I think in a way all of us who are aware of dominionism as a threat to civil liberties and democracy are in a larger version of the "Bible-based cult walkaway's dilemma"--how the heck do you convince people that this is going on when people, by and large, don't even recognise the possibility of abuse in your situation existing?

This is one reason I emphasize the spiritually abusive nature of dominion theology--people, by and large, can relate to that and there is more awareness now that "Bible-based" groups can be spiritually abusive.  (Many of the sites are secular sites of exit counselors, but there are quite a good number of apologetics sites that also touch on the spiritually abusive aspects of dominionism that may be useful for church groups.)  Once people accept there can be abusive churches, it actually gets easier to introduce the concept of dominionism to folks, I've found.

(This is also a reason I think more walkaways need to speak out and become active in fighting this, but that's me :3)

by dogemperor on Wed Feb 08, 2006 at 08:52:51 AM EST
Parent



You bet, the whole Brownback "fruits" is another example of blaming or focusing on the messenger to distract the true point of the story. The Rolling Stone article on Brownback highlighted an ultimately minor player in an ENOURMOUSLY HORRIBLE major web of far right political organization, originally designed by a handful of men, created from the ground up in the form of these little "cells". As I started casually reading the article, I found myself increasingly agitated and ultimately horrified by what Sharlet was  exposing. I could sense that he saw the enourmity of the story, and that it extended FAR beyond "Brownback Mountain", but (as Fred and Bruce suggests) the implications are so enourmous that it is almost impossible to put them into context next to this very small-minded man.

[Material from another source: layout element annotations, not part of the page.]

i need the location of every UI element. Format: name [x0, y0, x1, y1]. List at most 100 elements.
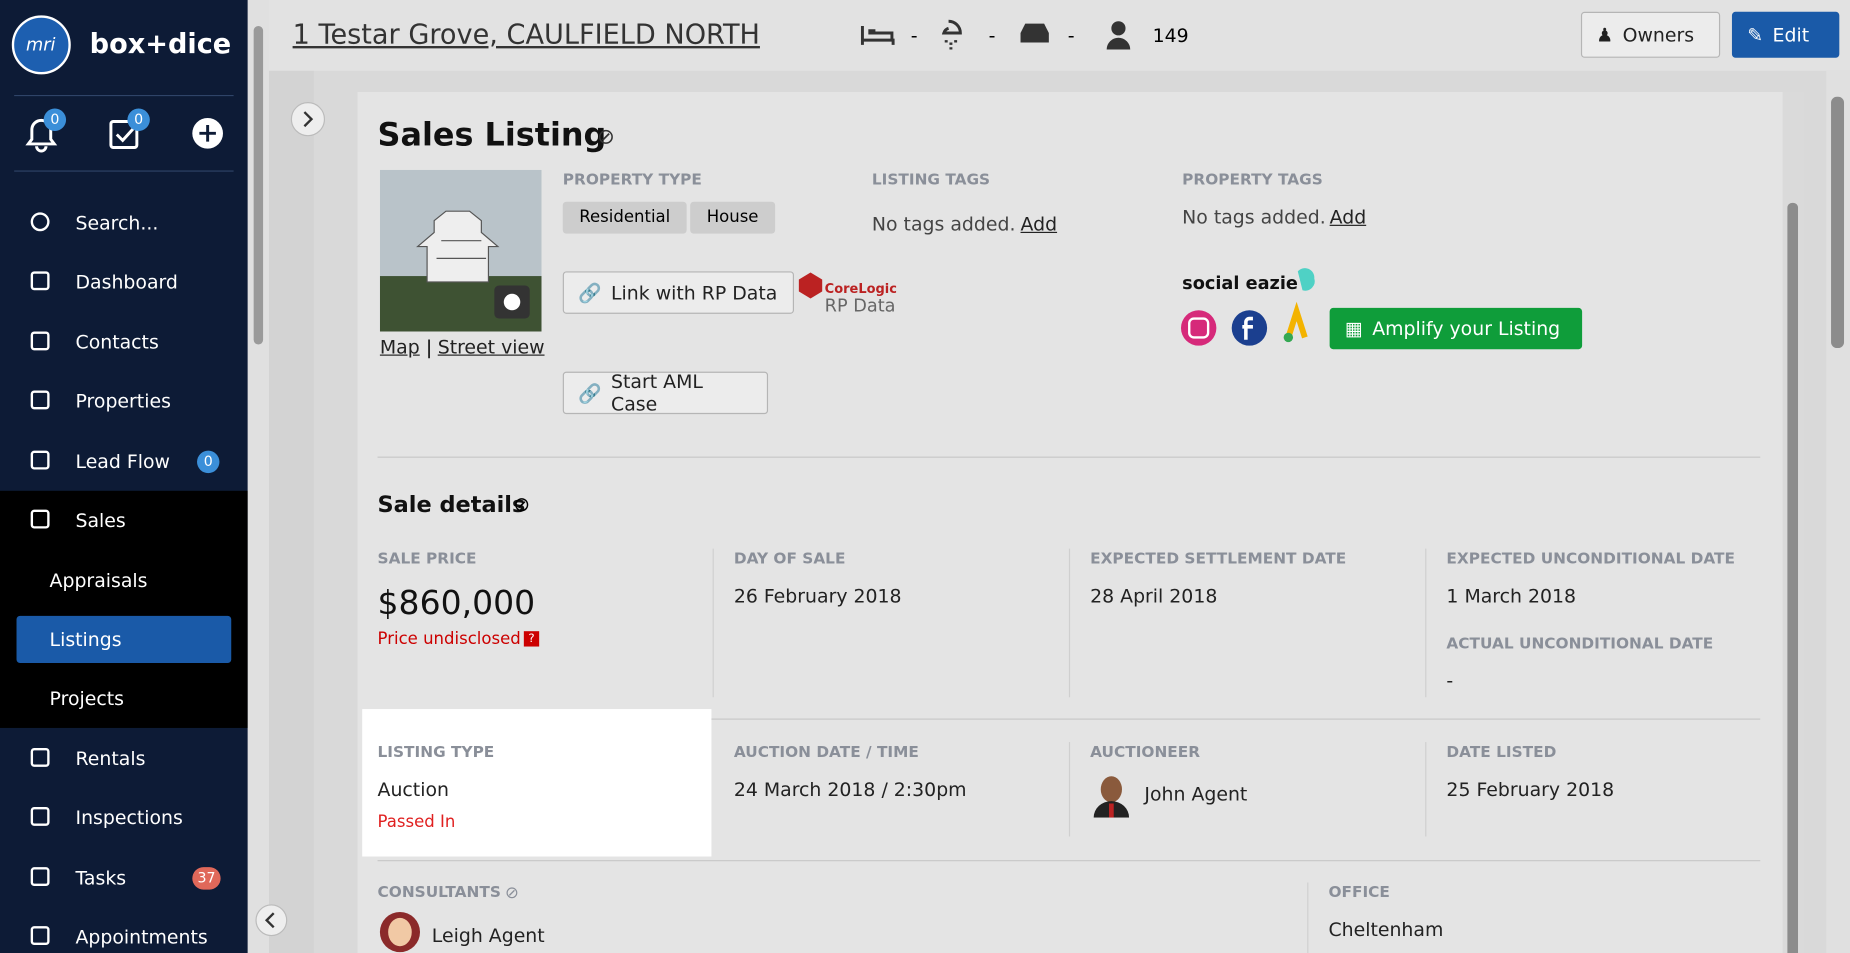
tasks-badge: 0 — [127, 108, 150, 131]
start-aml-label: Start AML Case — [611, 370, 703, 416]
beds: - — [910, 24, 918, 47]
field-label: AUCTIONEER — [1090, 743, 1201, 762]
sidebar: mri box+dice 0 0 Search... Dashboard Conta… — [0, 0, 248, 953]
title-edit-icon[interactable]: ⊘ — [596, 124, 615, 150]
owners-label: Owners — [1622, 23, 1695, 47]
nav-item[interactable]: Appointments — [75, 925, 208, 948]
link-icon: 🔗 — [578, 381, 602, 405]
nav-icon — [30, 212, 50, 232]
listing-type-note: Passed In — [377, 812, 456, 832]
sale-details-edit-icon[interactable]: ⊘ — [513, 493, 531, 517]
social-icons — [1180, 268, 1315, 346]
property-type-tag: House — [690, 201, 775, 234]
property-tags-empty: No tags added. — [1182, 205, 1326, 229]
nav-item[interactable]: Listings — [49, 628, 122, 651]
baths: - — [988, 24, 996, 47]
bed-icon — [860, 25, 895, 45]
sale-price: $860,000 — [377, 583, 536, 623]
map-link[interactable]: Map — [379, 335, 420, 359]
field-value: Leigh Agent — [431, 924, 545, 947]
price-note-icon[interactable]: ? — [523, 631, 540, 647]
column-divider — [1425, 548, 1427, 698]
link-rp-label: Link with RP Data — [611, 281, 778, 304]
scroll-thumb[interactable] — [253, 25, 264, 345]
column-divider — [1068, 742, 1071, 837]
property-tags-label: PROPERTY TAGS — [1182, 171, 1323, 190]
field-label: AUCTION DATE / TIME — [733, 743, 919, 762]
nav-item[interactable]: Sales — [75, 509, 126, 532]
nav-item[interactable]: Tasks — [75, 866, 127, 889]
expand-button[interactable] — [290, 101, 326, 137]
field-value: - — [1446, 669, 1454, 692]
edit-label: Edit — [1772, 23, 1810, 47]
property-tags-add[interactable]: Add — [1329, 205, 1367, 229]
address[interactable]: 1 Testar Grove, CAULFIELD NORTH — [292, 20, 760, 51]
consultants-edit-icon[interactable]: ⊘ — [504, 883, 519, 903]
sales-section-bg — [0, 490, 248, 728]
nav-icon — [30, 450, 50, 470]
nav-icon — [30, 926, 50, 946]
field-label: OFFICE — [1328, 884, 1390, 902]
field-value: John Agent — [1144, 782, 1248, 806]
nav-item[interactable]: Appraisals — [49, 569, 148, 592]
owners-button[interactable]: ♟ Owners — [1580, 11, 1721, 58]
price-note: Price undisclosed — [377, 630, 521, 649]
field-value: Cheltenham — [1328, 918, 1444, 941]
header-icons — [860, 19, 1131, 50]
social-eazie: social eazie — [1182, 272, 1298, 294]
people-icon-body — [1106, 37, 1131, 50]
listing-tags-empty: No tags added. — [871, 212, 1016, 236]
column-divider — [1425, 742, 1427, 837]
card-scrollbar — [1782, 92, 1804, 953]
card-scroll-thumb[interactable] — [1787, 202, 1799, 953]
field-value: 24 March 2018 / 2:30pm — [733, 778, 967, 801]
field-value: 26 February 2018 — [733, 584, 902, 608]
corelogic-icon — [798, 272, 823, 299]
collapse-button[interactable] — [254, 903, 289, 938]
check — [115, 127, 135, 143]
street-view-link[interactable]: Street view — [437, 335, 545, 359]
column-divider — [1068, 548, 1071, 698]
nav-icon — [30, 390, 50, 410]
listings-highlight[interactable] — [16, 615, 232, 664]
nav-icon — [30, 867, 50, 887]
owner-icon: ♟ — [1596, 23, 1614, 47]
cars: - — [1067, 24, 1075, 47]
nav-item[interactable]: Lead Flow — [75, 450, 170, 473]
edit-button[interactable]: ✎ Edit — [1731, 11, 1840, 58]
nav-icon — [30, 331, 50, 351]
divider — [377, 860, 1761, 862]
listing-title: Sales Listing — [377, 117, 607, 154]
nav-item[interactable]: Search... — [75, 211, 159, 235]
tasks-icon[interactable] — [109, 120, 139, 149]
link-icon: 🔗 — [578, 281, 602, 304]
start-aml-button[interactable]: 🔗 Start AML Case — [562, 370, 769, 416]
field-label: SALE PRICE — [377, 550, 477, 569]
amplify-button[interactable]: ▦ Amplify your Listing — [1329, 307, 1583, 350]
listing-tags-add[interactable]: Add — [1020, 212, 1058, 236]
field-label: DATE LISTED — [1446, 743, 1557, 762]
nav-item[interactable]: Rentals — [75, 747, 146, 770]
nav-item[interactable]: Contacts — [75, 330, 159, 354]
column-divider — [712, 548, 714, 698]
link-rp-button[interactable]: 🔗 Link with RP Data — [562, 271, 795, 314]
nav-item[interactable]: Properties — [75, 389, 171, 413]
plus — [199, 125, 216, 142]
nav-item[interactable]: Inspections — [75, 806, 183, 829]
field-value: 28 April 2018 — [1090, 584, 1218, 608]
nav-badge: 0 — [197, 450, 220, 474]
main-scroll-thumb[interactable] — [1831, 96, 1845, 349]
nav-item[interactable]: Projects — [49, 687, 124, 710]
property-photo[interactable] — [379, 169, 542, 332]
nav-badge: 37 — [192, 867, 221, 890]
auctioneer-avatar — [1093, 776, 1130, 818]
nav-item[interactable]: Dashboard — [75, 270, 178, 294]
field-label: EXPECTED UNCONDITIONAL DATE — [1446, 550, 1735, 569]
car-icon — [1020, 23, 1049, 43]
sidebar-scrollbar — [247, 0, 269, 953]
nav-icon — [30, 509, 50, 529]
shower-icon — [941, 19, 962, 50]
nav-icon — [30, 806, 50, 826]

It makes me long for Hunter S. Thompson, who through a surrealistic fictionalized account of reality was able to communicate the true reality he saw, and outrage he felt. I get similar comments about my painting - the info and people are there, but the URGENCY in the colors and style communicate even more. Words are NEVER enough, which is why we need to come at this from many differnt angkes and media.

Ultimately, the Rolling Stone article was a failure in its attempt to communicate and shake up its readership and the media, because the scope of the article, and the movements it hints at, are truly TOO LARGE for 100 issues of the Rolling Stone. Or 100 books. Or a VERY large painting. So we have to keep piling it on, creating our OWN grass rroots movement made up of "cells", of which Talk2Action is one.

BTW, I do love inventing words - the religious right's arguments against plurality is bigotry pure and simple, but as long as they can cling to the "god's word" argument for that contradictory and very poorly edited volume, I suggest this form of bigotry/racism (since most religions are culturally hereditary) should be called FAITHISM.

by joelp on Tue Feb 07, 2006 at 07:14:07 PM EST


I don't know why Blumethal's and Sharlet's articles d24 durian price have not gained greater currency in politics and the press.